Straf door de overheid
Ds. H.H. Klomp | Geen reacties | 27-04-2015| 11:30
Vraag
In de Bijbel (Romeinen 13) staat dat God de overheid heeft aangesteld om het kwade te bestraffen. Tevens is het een bijbelse notie dat God niet dubbel straft. Betekent dat, dat wanneer iemand voor een bepaalde zonde door de overheid bestraft wordt (gevangenis, doodstraf, geldboete, etc.), dat hij voor die specifieke zonde dan niet meer gestraft kan worden bij het laatste oordeel, of dat daar in ieder geval rekening mee gehouden wordt?
Antwoord
Beste vragensteller, dat is een complexe vraag. Eigenlijk zijn het er drie in één. Ik haal ze even uit elkaar. De functie van de overheid volgens Romeinen 13. Dan het persoonlijk zondigen en de (mogelijke) vergeving ervan door God. En als laatste: hoe komt dat (al of niet) terug in het laatste oordeel.

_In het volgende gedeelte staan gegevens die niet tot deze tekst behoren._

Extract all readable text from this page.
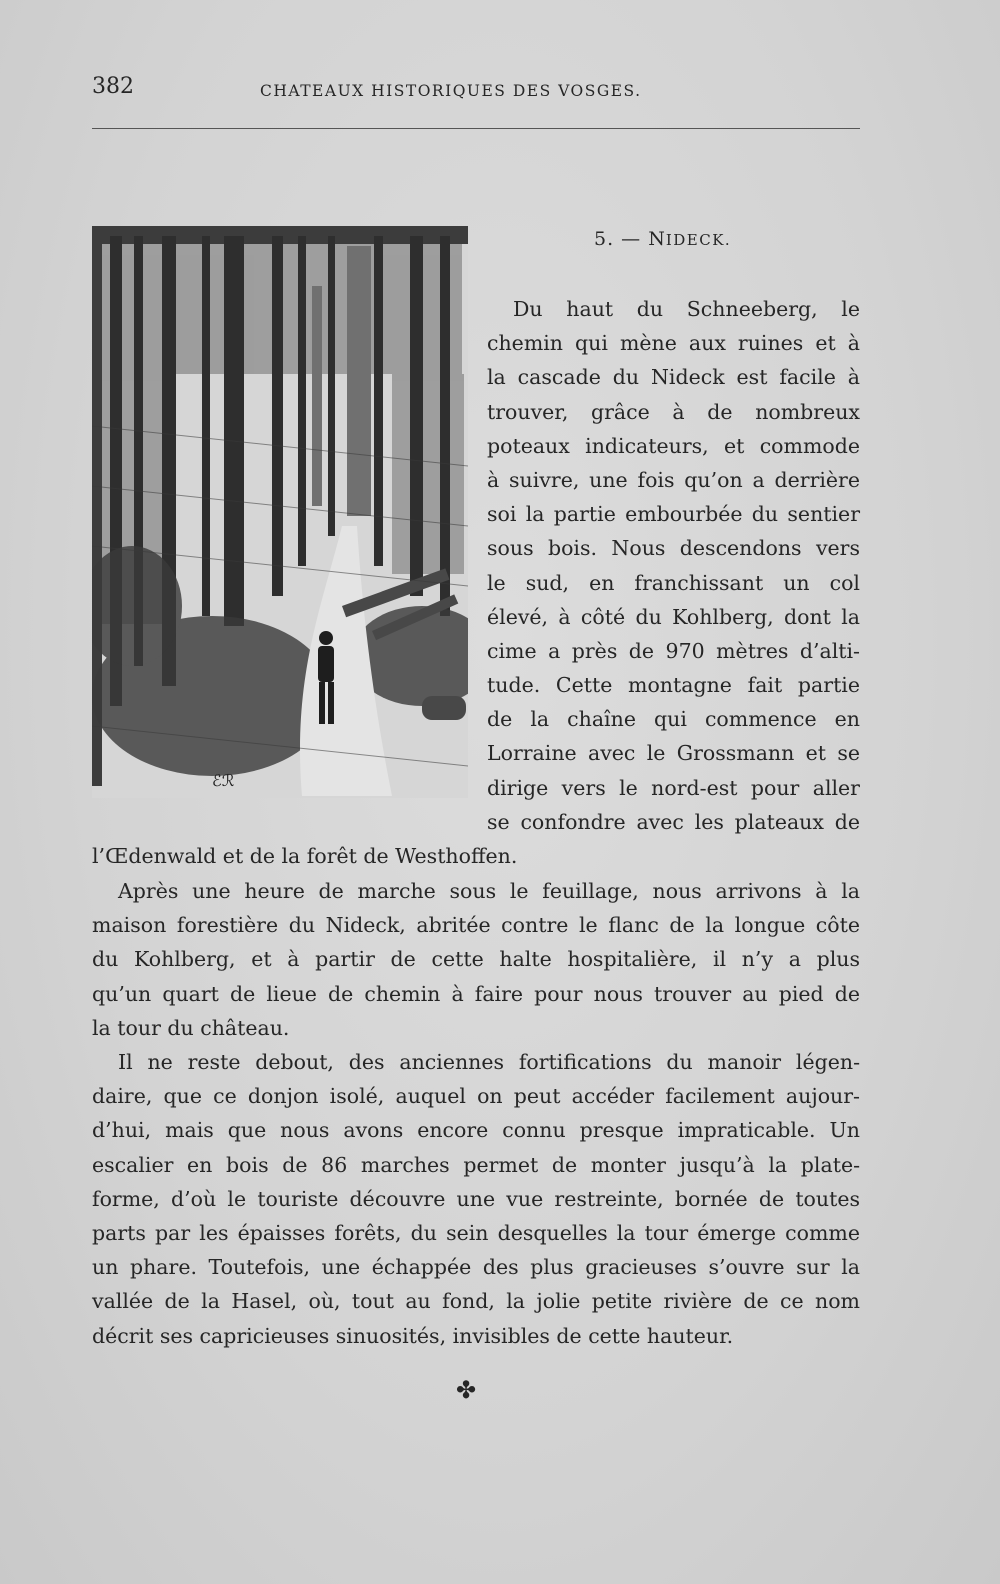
382	CHATEAUX HISTORIQUES DES VOSGES.
ℰℛ
5. — NIDECK.
Du haut du Schneeberg, le
chemin qui mène aux ruines et à
la cascade du Nideck est facile à
trouver, grâce à de nombreux
poteaux indicateurs, et commode
à suivre, une fois qu’on a derrière
soi la partie embourbée du sentier
sous bois. Nous descendons vers
le sud, en franchissant un col
élevé, à côté du Kohlberg, dont la
cime a près de 970 mètres d’alti-
tude. Cette montagne fait partie
de la chaîne qui commence en
Lorraine avec le Grossmann et se
dirige vers le nord-est pour aller
se confondre avec les plateaux de
l’Œdenwald et de la forêt de Westhoffen.
Après une heure de marche sous le feuillage, nous arrivons à la
maison forestière du Nideck, abritée contre le flanc de la longue côte
du Kohlberg, et à partir de cette halte hospitalière, il n’y a plus
qu’un quart de lieue de chemin à faire pour nous trouver au pied de
la tour du château.
Il ne reste debout, des anciennes fortifications du manoir légen-
daire, que ce donjon isolé, auquel on peut accéder facilement aujour-
d’hui, mais que nous avons encore connu presque impraticable. Un
escalier en bois de 86 marches permet de monter jusqu’à la plate-
forme, d’où le touriste découvre une vue restreinte, bornée de toutes
parts par les épaisses forêts, du sein desquelles la tour émerge comme
un phare. Toutefois, une échappée des plus gracieuses s’ouvre sur la
vallée de la Hasel, où, tout au fond, la jolie petite rivière de ce nom
décrit ses capricieuses sinuosités, invisibles de cette hauteur.
✤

Ik denk dat je een te nauw verband legt tussen de drie. Laat me proberen te antwoorden. De overheid is ingesteld om de chaos door de zondeval te beteugelen. Ook als die overheid niet christelijk is. Zie Rom. 13. Als je je aan de wetgeving van een land houdt, straft de overheid je niet. Heb je zelfs niets te vrezen. Die taak van de overheid is Gods algemene genade om het leven (buiten het paradijs) in goede banen te leiden, zodat de christelijke kerk kan opbloeien en openbloeien. De persoonlijke zonde van een mens gaat veel dieper. Beoordeelt de overheid je handel en wandel (buitenkant dus). God beoordeelt je hart, binnenkant dus. Al ga je volgens de overheid vrijuit, dan sta je voor God nog altijd schuldig. Vanwege erfschuld en zonde en ook daadwerkelijke zonden of die van nalatigheid. Ook al ben je gestraft voor bijvoorbeeld diefstal of te hard rijden en heb je de boete betaald, dit komt niet in mindering op hoe God je beoordeelt.

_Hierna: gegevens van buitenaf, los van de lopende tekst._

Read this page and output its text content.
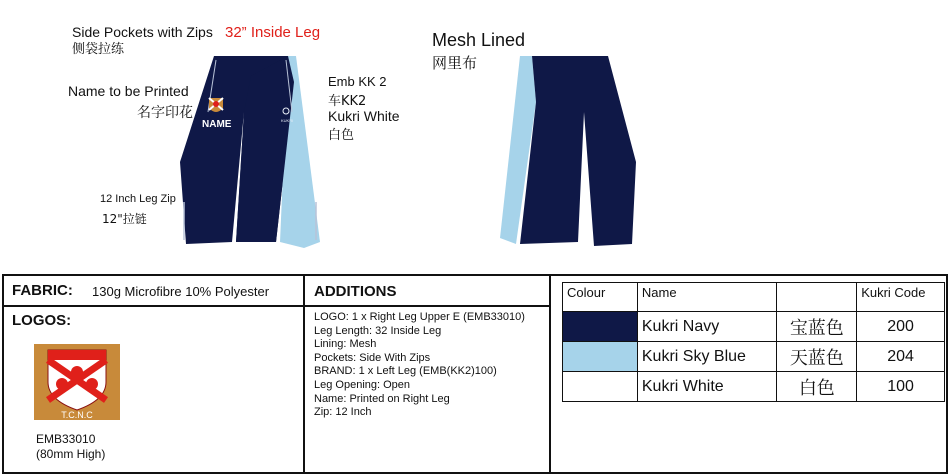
Side Pockets with Zips
侧袋拉练
32” Inside Leg
Name to be Printed
名字印花
Emb KK 2
车KK2
Kukri White
白色
12 Inch Leg Zip
12"拉链
Mesh Lined
网里布
KUKRI
NAME
FABRIC: 130g Microfibre 10% Polyester
LOGOS:
T.C.N.C
EMB33010
(80mm High)
ADDITIONS
LOGO: 1 x Right Leg Upper E (EMB33010)
Leg Length: 32 Inside Leg
Lining: Mesh
Pockets: Side With Zips
BRAND: 1 x Left Leg (EMB(KK2)100)
Leg Opening: Open
Name: Printed on Right Leg
Zip: 12 Inch
Colour	Name		Kukri Code
	Kukri Navy	宝蓝色	200
	Kukri Sky Blue	天蓝色	204
	Kukri White	白色	100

De regering door onze overheid is afgeleid gezag (gezag bij de gratie van God). God Zelf is de allerhoogste Rechter over alle mensen! Iedereen zal dus een keer verantwoording voor Hem moeten afleggen. Dit gebeurt als je sterft en dan direct voor Gods rechterstoel komt te staan. Als je door genade een Borg voor je ziel hebt, sta je wel schuldig voor God maar treedt de Heere Jezus als Advocaat voor je in. Mag ik het zo zeggen: Jezus zegt dan tegen Zijn Vader: “Ik voor hem (volbracht) daar hij anders de eeuwige dood had moeten sterven. Ik voor hem (opgestaan) en nu mag hij voor eeuwig leven!” In dit leven moet hiervan al een geloofsovertuiging in het hart zijn, wil het voor Gods rechterstoel goed komen.

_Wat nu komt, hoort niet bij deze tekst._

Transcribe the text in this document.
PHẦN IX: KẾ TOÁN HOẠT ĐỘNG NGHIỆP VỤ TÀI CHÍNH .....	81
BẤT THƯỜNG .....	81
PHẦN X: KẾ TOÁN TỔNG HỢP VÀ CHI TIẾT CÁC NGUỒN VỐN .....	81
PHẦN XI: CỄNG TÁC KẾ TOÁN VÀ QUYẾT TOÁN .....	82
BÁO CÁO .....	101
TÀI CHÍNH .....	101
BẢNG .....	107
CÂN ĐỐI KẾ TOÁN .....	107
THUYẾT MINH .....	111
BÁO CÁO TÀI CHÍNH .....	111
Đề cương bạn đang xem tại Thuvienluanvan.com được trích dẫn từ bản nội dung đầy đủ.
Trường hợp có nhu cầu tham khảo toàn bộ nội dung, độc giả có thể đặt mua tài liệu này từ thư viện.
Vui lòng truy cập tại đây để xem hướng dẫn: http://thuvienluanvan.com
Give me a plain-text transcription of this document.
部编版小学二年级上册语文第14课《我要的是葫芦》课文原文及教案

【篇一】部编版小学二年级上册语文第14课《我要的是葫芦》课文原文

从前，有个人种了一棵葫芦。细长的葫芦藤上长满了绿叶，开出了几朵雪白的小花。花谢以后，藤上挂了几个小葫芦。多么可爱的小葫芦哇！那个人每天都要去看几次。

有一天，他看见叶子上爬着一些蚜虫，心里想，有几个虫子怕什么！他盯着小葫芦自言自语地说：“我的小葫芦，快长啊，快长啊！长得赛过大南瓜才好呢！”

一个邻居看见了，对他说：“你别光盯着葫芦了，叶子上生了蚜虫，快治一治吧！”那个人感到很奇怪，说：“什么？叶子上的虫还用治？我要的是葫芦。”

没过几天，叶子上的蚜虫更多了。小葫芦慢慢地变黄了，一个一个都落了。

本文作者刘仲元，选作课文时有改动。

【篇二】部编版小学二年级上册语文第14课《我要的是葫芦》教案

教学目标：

In het laatste oordeel (dus bij de wederkomst van Christus) wordt mondiaal bevestigd, wat Gods kind persoonlijk al uit Gods mond heeft gehoord. Met mondiaal bedoel ik: alle verkorenen zullen aan de rechterhand van Christus staan als de geredde schapen van Zijn kudde. Ten overstaan van de hele wereldbevolking vanaf Adam worden die schapen openlijk erkend als Gods kinderen die mogen ingaan tot de vreugde van hun Vader. Links van Jezus staan dan alle verlorenen. Die dan voor het oog van alle verkorenen nog een keer openlijk bevestigd krijgen wat ze al wisten: gaat weg van Mij -zegt de Heere- in de eeuwige duisternis, want ge hebt niet gewild dat Ik Koning over u zou zijn! Opvallend is dat het leven in de praktijk van de godzaligheid in dat laatste oordeel ook een rol speelt. Het leven in de heiliging is de buitenkant van de rechtvaardiging door het geloof (zie Mattheus 25:31-45 en NGB art. 37).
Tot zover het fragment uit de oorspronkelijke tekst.